Developing alternative energy systems (the IPP programme, local government procurement, and also enabling alternative service delivery through cooperatively owned micro-grids that light up communities and give them a stake in the means of energy production), reconstructing our cities (a huge topic, involving, firstly, increasing the capacity of municipalities to spend the grants and transfers they receive, upgrade informal settlements, improve urban management; and clearly a recovery strategies for the affected urban centres in KZN and parts of Gauteng) and fixing mass transport systems.
Recognizing that democracy does not start and end at the ballot box. And the means of production do not start and end at the factory door. The apparatus of democracy - the state - is defined as including the people. “We the people” at the national level, and in the Municipal Systems Act “the political, administration and community”. This is in recognition that the states role of creating and mediating public value is not only about “good institutions”. Similarly, production includes cultural production, informal production, the lending of knowledge, and the sharing of time. We, the people, have a role to play - development is greater than the relationships and patterns of productive forces, and the (often weak and ineffective) mediation thereof of the state. Many of us already “do our bit” - in direct “black tax” and “white guilt charity”. But it goes beyond this - we need active citizenry - “civic Saturdays” (literally, or equivalently), and political leaders who will enable that or at the very least get out of our way. This includes, embarking on acts of social change, as a daily practice - working on your own prejudices, widening your social circles, combatting practices of exclusion in your workplace, and It’s time for us to escape escapism, and become active:
Movement grows from there - my hope is that it will be collectives of movements, autonomous, sparked in places of rebuilding, supported by state stabilisation, and injections of redistributive and multiplicative financial flows.

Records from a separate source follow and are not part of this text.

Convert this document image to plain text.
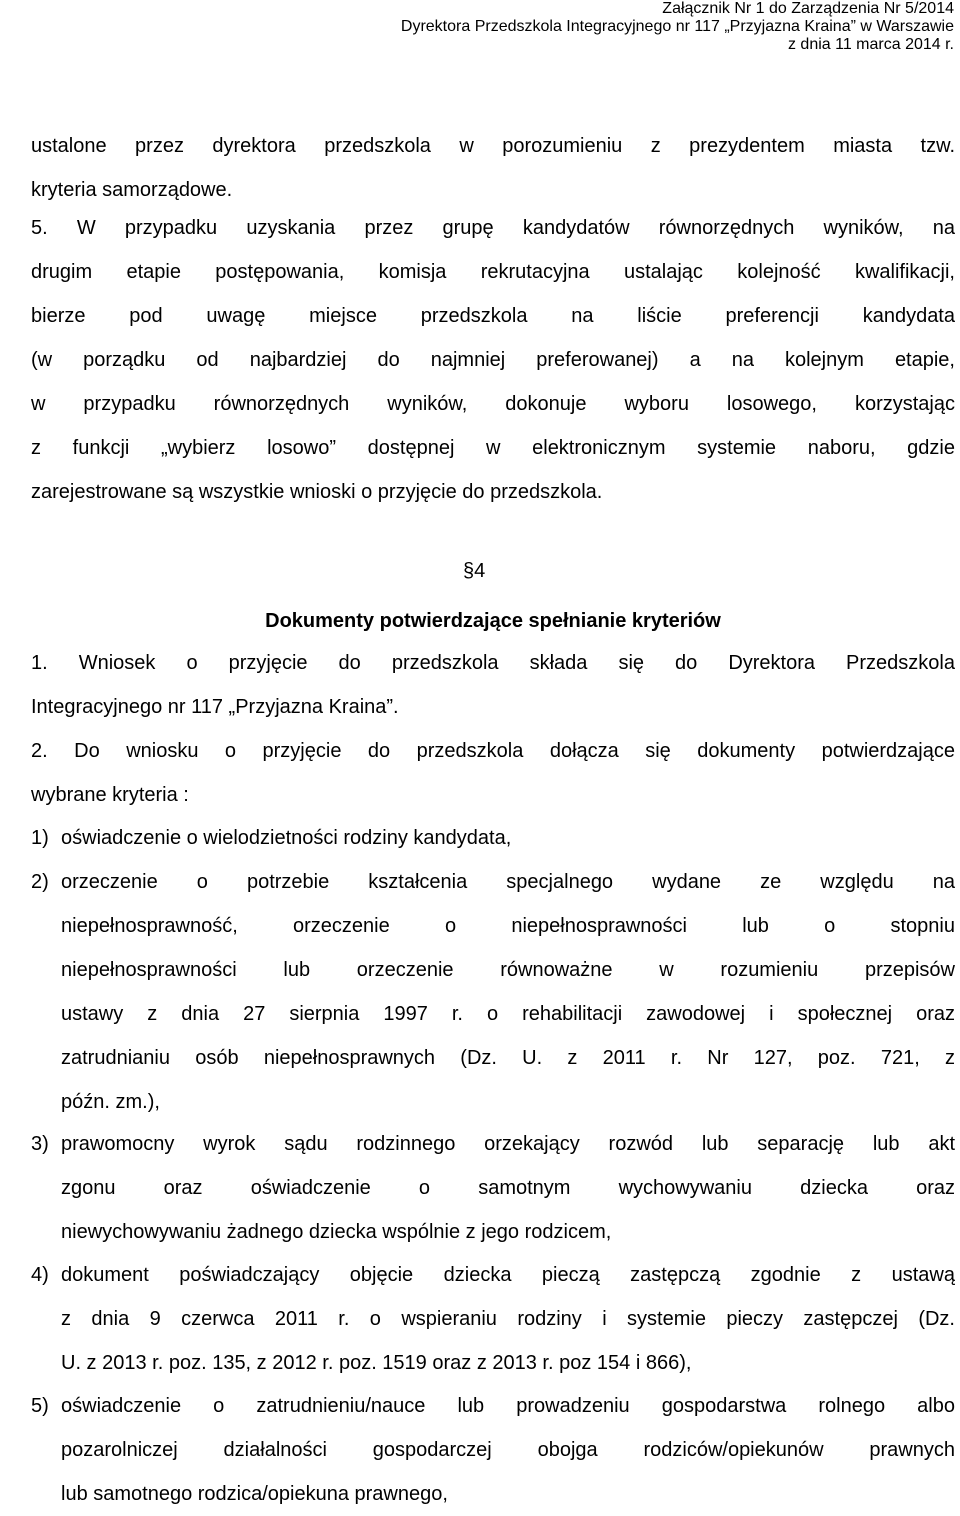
Załącznik Nr 1 do Zarządzenia Nr 5/2014
Dyrektora Przedszkola Integracyjnego nr 117 „Przyjazna Kraina” w Warszawie
z dnia 11 marca 2014 r.
ustalone przez dyrektora przedszkola w porozumieniu z prezydentem miasta tzw.
kryteria samorządowe.
5. W przypadku uzyskania przez grupę kandydatów równorzędnych wyników, na
drugim etapie postępowania, komisja rekrutacyjna ustalając kolejność kwalifikacji,
bierze pod uwagę miejsce przedszkola na liście preferencji kandydata
(w porządku od najbardziej do najmniej preferowanej) a na kolejnym etapie,
w przypadku równorzędnych wyników, dokonuje wyboru losowego, korzystając
z funkcji „wybierz losowo” dostępnej w elektronicznym systemie naboru, gdzie
zarejestrowane są wszystkie wnioski o przyjęcie do przedszkola.
§4
Dokumenty potwierdzające spełnianie kryteriów
1. Wniosek o przyjęcie do przedszkola składa się do Dyrektora Przedszkola
Integracyjnego nr 117 „Przyjazna Kraina”.
2. Do wniosku o przyjęcie do przedszkola dołącza się dokumenty potwierdzające
wybrane kryteria :
1) oświadczenie o wielodzietności rodziny kandydata,
2) orzeczenie o potrzebie kształcenia specjalnego wydane ze względu na
niepełnosprawność, orzeczenie o niepełnosprawności lub o stopniu
niepełnosprawności lub orzeczenie równoważne w rozumieniu przepisów
ustawy z dnia 27 sierpnia 1997 r. o rehabilitacji zawodowej i społecznej oraz
zatrudnianiu osób niepełnosprawnych (Dz. U. z 2011 r. Nr 127, poz. 721, z
późn. zm.),
3) prawomocny wyrok sądu rodzinnego orzekający rozwód lub separację lub akt
zgonu oraz oświadczenie o samotnym wychowywaniu dziecka oraz
niewychowywaniu żadnego dziecka wspólnie z jego rodzicem,
4) dokument poświadczający objęcie dziecka pieczą zastępczą zgodnie z ustawą
z dnia 9 czerwca 2011 r. o wspieraniu rodziny i systemie pieczy zastępczej (Dz.
U. z 2013 r. poz. 135, z 2012 r. poz. 1519 oraz z 2013 r. poz 154 i 866),
5) oświadczenie o zatrudnieniu/nauce lub prowadzeniu gospodarstwa rolnego albo
pozarolniczej działalności gospodarczej obojga rodziców/opiekunów prawnych
lub samotnego rodzica/opiekuna prawnego,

And, in the end, call no other place home.
Do not politicise sadness. Centralise reflection. As always, we will find that we have “
meer ingemeen” (more in common/more in community)
than we believed.
*I am also not offering an economic analysis of the impacts of the past few days - of those I am sure there will be many. There is no doubt that the impacts are deep, and lasting, and will reach far beyond the affected towns into the national economy as supply chains are hurt, and constraints to growth and investment further triggered. I also believe that recovery and inclusion necessitate investment and growth - but the right kinds of growth - growth in fixing transport systems, fixing our cities, creating new & green energy, inclusive agriculture, etc.